ALEXANDRA EN KATINKA

Mijn maat Rocky kwam er aan met de ijsjes. We zaten aan de fontein in het Zuidpark achter de bibliotheek. De zon toverde een regenboog in het opspuitende water.

Rocky overhandigde mij het gewenste horentje met een bol pistache en een bol meloenijs, hetgeen ik een geslaagde combinatie vind. Zelf had hij een bol mokka met citroenijs genomen. Ik sprak tot Rocky dat ik thuis daarnet een rozijnenboterham met filet americain met mayonaise en pickles had verorberd. Rocky had nu precies niet veel goesting meer in zijn ijsje.‘Kijk Vos,’ zo sprak hij plots, ‘de zon tovert een regenboog in het opspuitende water van de fontein.’
Dat is immers altijd zo, overpeinsde ik. Met toverkracht heeft het niets te maken. De regenboog is een verschijnsel waarbij door breking van het licht aan de hemel of tegen een achtergrond van water een cirkelboog ontstaat waarop zich alle kleuren van het spectrum in strepen vertonen: het rood van boven en dan oranje, geel, groen, blauw, indigo en onderaan het violet. En toch hebben er ooit mensen bestaan die dachten dat de regenboog de weg was die naar het Walhalla, het godenrijk leidde en dat de oppergod Odin er met zijn achtvoetige paard Sleipnir op voorbij galoppeerde. Hebben die mensen dat werkelijk geloofd of zouden er ook dagen zijn geweest waarop die mensen dachten dat het allemaal toch te zot was om los te lopen, dat soort sprookjes?

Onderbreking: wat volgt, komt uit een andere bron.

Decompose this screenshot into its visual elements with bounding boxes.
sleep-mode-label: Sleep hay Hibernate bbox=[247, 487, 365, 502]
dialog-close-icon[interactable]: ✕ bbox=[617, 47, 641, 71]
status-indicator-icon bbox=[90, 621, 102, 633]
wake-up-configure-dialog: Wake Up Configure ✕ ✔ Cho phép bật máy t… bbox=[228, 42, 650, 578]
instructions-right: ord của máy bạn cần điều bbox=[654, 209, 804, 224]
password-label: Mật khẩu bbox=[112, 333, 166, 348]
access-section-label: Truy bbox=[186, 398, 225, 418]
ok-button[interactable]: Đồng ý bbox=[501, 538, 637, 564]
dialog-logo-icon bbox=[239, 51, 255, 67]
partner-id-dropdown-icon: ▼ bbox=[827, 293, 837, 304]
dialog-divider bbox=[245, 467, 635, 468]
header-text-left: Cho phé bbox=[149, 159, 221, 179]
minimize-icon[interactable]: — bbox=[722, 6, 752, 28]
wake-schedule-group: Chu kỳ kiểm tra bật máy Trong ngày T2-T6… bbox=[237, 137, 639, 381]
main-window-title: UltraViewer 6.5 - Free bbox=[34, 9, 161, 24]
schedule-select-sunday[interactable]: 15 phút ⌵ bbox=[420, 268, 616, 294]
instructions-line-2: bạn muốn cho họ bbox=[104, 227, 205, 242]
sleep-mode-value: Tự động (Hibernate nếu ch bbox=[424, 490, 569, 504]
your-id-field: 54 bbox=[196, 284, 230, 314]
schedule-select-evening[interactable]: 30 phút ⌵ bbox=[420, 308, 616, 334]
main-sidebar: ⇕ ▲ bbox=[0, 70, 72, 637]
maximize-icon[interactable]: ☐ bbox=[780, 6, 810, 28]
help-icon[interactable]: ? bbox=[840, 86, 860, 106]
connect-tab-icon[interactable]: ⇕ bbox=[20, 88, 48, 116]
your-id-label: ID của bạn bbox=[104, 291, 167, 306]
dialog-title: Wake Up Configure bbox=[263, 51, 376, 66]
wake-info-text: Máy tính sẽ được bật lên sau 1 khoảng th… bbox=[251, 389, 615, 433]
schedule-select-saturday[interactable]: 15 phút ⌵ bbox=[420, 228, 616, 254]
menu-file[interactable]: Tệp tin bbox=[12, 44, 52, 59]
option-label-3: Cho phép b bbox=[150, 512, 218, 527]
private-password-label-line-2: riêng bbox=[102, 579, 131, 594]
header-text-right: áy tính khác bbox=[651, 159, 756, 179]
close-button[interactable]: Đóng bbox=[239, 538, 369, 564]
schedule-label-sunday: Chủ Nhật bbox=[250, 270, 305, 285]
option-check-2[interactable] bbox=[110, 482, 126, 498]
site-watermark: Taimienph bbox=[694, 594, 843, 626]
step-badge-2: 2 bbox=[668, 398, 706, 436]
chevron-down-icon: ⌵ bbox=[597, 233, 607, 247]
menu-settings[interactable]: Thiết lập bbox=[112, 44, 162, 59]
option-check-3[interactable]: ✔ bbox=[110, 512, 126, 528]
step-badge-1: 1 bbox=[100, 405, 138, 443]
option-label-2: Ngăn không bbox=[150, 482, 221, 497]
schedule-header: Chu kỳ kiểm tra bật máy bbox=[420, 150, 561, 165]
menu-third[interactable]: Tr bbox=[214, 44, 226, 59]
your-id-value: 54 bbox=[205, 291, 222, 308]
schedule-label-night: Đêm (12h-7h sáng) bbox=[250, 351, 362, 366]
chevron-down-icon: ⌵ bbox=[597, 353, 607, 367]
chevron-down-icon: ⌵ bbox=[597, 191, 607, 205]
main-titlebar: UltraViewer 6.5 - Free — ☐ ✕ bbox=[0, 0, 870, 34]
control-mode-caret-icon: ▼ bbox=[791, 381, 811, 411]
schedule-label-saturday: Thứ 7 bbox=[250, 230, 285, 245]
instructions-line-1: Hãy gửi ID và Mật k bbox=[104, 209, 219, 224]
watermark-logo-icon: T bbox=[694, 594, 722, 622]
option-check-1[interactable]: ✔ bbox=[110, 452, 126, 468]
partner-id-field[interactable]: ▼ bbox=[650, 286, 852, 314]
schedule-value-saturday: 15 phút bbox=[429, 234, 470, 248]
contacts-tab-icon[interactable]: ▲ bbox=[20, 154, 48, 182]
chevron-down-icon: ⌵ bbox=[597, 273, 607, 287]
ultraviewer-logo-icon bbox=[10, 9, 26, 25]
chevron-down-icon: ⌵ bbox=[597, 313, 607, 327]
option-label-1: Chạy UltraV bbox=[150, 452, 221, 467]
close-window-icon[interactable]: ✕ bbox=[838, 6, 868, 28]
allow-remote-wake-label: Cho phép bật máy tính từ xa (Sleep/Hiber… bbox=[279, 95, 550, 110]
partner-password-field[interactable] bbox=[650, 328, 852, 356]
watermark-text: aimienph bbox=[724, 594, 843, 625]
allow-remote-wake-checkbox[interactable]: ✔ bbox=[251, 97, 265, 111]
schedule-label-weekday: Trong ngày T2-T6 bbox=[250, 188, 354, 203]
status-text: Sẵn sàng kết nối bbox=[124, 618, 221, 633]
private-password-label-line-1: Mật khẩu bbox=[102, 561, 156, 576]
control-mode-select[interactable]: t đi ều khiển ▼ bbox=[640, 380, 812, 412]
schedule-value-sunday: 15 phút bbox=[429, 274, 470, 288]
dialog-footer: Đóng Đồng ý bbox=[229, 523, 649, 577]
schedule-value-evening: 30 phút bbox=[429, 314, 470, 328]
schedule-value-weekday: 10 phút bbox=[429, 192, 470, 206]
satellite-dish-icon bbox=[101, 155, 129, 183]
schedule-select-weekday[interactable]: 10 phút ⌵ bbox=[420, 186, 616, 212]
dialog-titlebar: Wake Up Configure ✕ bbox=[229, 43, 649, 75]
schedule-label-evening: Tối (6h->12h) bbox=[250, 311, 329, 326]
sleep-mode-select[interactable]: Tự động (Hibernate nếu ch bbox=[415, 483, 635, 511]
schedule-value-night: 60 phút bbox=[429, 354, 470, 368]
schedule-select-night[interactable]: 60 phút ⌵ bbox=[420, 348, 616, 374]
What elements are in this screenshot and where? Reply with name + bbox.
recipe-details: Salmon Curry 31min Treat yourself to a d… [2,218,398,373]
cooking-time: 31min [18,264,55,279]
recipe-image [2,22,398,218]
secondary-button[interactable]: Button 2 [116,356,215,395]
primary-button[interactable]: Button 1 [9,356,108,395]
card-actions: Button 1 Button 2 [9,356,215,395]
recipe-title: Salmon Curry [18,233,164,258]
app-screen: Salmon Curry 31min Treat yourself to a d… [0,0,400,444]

Rocky was betoverd door de regenboog in de waterval. Ik zag dat hij aan iets begon te denken dat zijn gemoed bezwaarde. ‘Vos,’ zo zuchtte hij, ‘ik kan maar niet stoppen met nadenken over Alexandra en Katinka. Dat zijn twee vriendinnetjes van mij en die waren gisteren naar de modestad Antwerpen getrokken om kleren te kopen en nu loop ik daar altijd maar aan te denken. Vooral aan die pashokjes waarin zij zich zonder twijfel met zijn tweetjes zullen hebben begeven en elkander in hun ondergoed zullen hebben aanschouwd en wellicht al kirrend en blozend allerlei frullen en babydolletjes zullen hebben gepast, elkander beloerend en betastend, want zo zijn ze wel, die twee ontuchtige stoeipoezen. Ze mochten mij dat nooit verteld hebben. Nu loop ik al de hele dag met mijn kop in de wolken en ik word er ook zo weemoedig van, vooral omdat ik zelf niet deelachtig was aan dat geluk van Alexandra en Katinka, aan die intieme verrukking om de lichtheid der dingen waar blijkbaar alleen jonge intelligente vrouwen toe in staat zijn.’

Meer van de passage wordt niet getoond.